La belle et talentueuse Saphia Azzéddine est une habituée de ce blog. Elle est souvent bien aimée, même si ses romans exploitent souvent le même filon de la place de la femme dans la religion musulmane ou dans la banlieue. Une fois n’est pas coutume, Saphia Azzéddine nous emmène dans le monde des nantis avec ce roman paru en 2013 aux éditions Grasset : Combien veux-tu m’épouser ?
La jeune, belle et riche Tatiana a rencontré le grand amour sur une île des Seychelles. Il s’appelle Philip. Le mariage est prévu pour tantôt. Cependant, en attendant la cérémonie, chacun a son mot à dire sur ce couple de rêve. Chacun apporte son point de vue. La sœur de Tatiana, Anastasia, se veut désabusée et cynique. Dans le fond, elle envie sa sœur, rêve d’un beau mariage et finit
par céder à la tentation d’une vie conventionnelle. Le frère, Alexandre, vit déjà une vie d’homme marié, père de famille, jouissant d’une bonne place. Pourtant, il n’est pas heureux et fait un burn-out dont il peine à se remettre. La tentation est grande, pour lui, de tout laisser tomber. Et puis, il y a la bonne à tout faire de la famille, envieuse et pleine de fiel. Il faut la comprendre ! Ses patrons font comme si elle n’existait pas. Pourtant, si elle avait été plus rapide, elle aurait pu épouser monsieur et être à la place de Madame ! Une Madame un peu bêbête ; mariée à un Monsieur un peu cynique, qui n’apprécie pas vraiment son futur gendre. Et Philip ? Le futur époux de Tatiana ? Que pense—t-il de sa promise ? Nous découvrons que l’amour que Tatiana éprouve pour Philip n’est pas tout à fait réciproque : lui, c’est l’argent qui l’intéresse. Originaire d’une famille modeste et tape-à-l’œil, il veut jouir ! Pourtant, un peu avant le mariage, il avoue à sa fiancé combien il en a assez de jouer le gendre idéal, combien il trouve sa fiancée bête et superficielle : une enfant gâtée, née avec une cuillère d’argent dans la bouche, qui n’a connu que le luxe et le confort. Tatiana est effondrée, mais elle ne rompt pas les fiançailles. Le mariage a lieu, comme convenu. Mais au lieu d’une déclaration d’engagement, la jeune femme crève l’abcès et fait son mea culpa : oui, elle est une femme superficielle, égoïste, etc. C’est sur la base de la lucidité que le couple démarre dans la vie… et dans l’amour.
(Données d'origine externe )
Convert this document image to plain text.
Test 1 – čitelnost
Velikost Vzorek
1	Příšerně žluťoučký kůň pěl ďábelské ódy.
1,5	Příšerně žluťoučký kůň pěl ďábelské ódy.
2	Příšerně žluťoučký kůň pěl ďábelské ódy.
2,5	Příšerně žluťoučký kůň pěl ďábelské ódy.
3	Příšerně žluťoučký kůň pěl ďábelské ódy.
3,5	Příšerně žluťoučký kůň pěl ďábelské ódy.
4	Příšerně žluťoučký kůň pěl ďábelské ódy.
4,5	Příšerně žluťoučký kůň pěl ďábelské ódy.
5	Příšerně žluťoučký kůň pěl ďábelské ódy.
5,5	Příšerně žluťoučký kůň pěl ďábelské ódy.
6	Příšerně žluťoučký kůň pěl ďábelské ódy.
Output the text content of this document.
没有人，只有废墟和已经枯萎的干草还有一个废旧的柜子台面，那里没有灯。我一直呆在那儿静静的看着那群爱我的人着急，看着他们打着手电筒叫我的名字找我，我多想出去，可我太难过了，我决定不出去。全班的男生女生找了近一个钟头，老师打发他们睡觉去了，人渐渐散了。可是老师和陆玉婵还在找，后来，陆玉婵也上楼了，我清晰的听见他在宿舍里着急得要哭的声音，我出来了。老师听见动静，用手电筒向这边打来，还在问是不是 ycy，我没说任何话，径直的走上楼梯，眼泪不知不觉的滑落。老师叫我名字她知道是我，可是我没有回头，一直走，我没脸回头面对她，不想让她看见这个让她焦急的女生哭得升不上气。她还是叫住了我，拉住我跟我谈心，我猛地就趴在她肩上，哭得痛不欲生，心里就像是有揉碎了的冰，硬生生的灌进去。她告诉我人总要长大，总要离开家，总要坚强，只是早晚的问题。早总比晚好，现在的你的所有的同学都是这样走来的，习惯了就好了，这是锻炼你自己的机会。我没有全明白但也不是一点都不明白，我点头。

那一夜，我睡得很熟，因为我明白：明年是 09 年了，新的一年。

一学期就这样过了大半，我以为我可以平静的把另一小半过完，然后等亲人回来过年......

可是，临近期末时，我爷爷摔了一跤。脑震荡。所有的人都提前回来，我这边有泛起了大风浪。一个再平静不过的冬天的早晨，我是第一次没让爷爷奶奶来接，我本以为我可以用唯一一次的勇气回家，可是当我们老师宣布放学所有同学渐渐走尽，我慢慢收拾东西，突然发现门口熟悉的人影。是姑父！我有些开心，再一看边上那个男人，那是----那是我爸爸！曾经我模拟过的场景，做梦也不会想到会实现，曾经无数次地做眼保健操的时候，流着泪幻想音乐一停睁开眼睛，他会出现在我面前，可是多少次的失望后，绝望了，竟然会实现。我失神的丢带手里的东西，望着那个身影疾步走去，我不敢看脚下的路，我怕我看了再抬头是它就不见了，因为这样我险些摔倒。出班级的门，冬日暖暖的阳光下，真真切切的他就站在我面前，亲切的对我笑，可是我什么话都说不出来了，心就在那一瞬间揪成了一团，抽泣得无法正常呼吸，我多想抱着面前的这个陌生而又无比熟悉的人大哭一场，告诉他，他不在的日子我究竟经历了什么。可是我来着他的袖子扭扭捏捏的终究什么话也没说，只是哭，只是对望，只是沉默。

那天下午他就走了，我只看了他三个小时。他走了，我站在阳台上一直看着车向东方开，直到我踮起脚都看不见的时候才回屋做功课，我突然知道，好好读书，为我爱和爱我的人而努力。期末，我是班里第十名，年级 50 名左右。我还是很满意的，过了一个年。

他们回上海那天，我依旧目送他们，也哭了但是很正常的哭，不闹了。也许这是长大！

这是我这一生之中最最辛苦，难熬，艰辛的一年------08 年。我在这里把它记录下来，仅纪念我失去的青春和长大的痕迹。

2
J’ai été un peu déçue par ce roman de Saphia Azzéddine, bien plus à l’aise lorsqu’il s’agit de parler banlieue et religion que d’évoquer les petites filles riches, car avec Combien veux-tu m’épouser ? on nage en plein dans le stéréotype et la comédie sentimentale cousue de fil blanc.
Le roman se construit en chapitres alternés qui font entendre la voix de la belle et riche Tatiana, de son fiancé, Philip, et de différents personnages qui tous connaissent la mariée et sont invités au mariage. Et chacun de donner son point de vue sur Tatiana, sur Philip, sur ce mariage. Entre jalousie, critique, ou admiration, nous découvrons que le sort de Tatiana n’est pas aussi enviable qu’il y parait : en effet, elle est très amoureuse de Philip et ne se rend pas compte que ce dernier n’est intéressé que par l’argent, que depuis le début, cette extraordinaire histoire d’amour n’est que malentendu car si Philip avait décidé de passer ses vacances sur cette île pour milliardaires dans l’archipel des Seychelles, c’est qu’il chassait les ingénues richissimes.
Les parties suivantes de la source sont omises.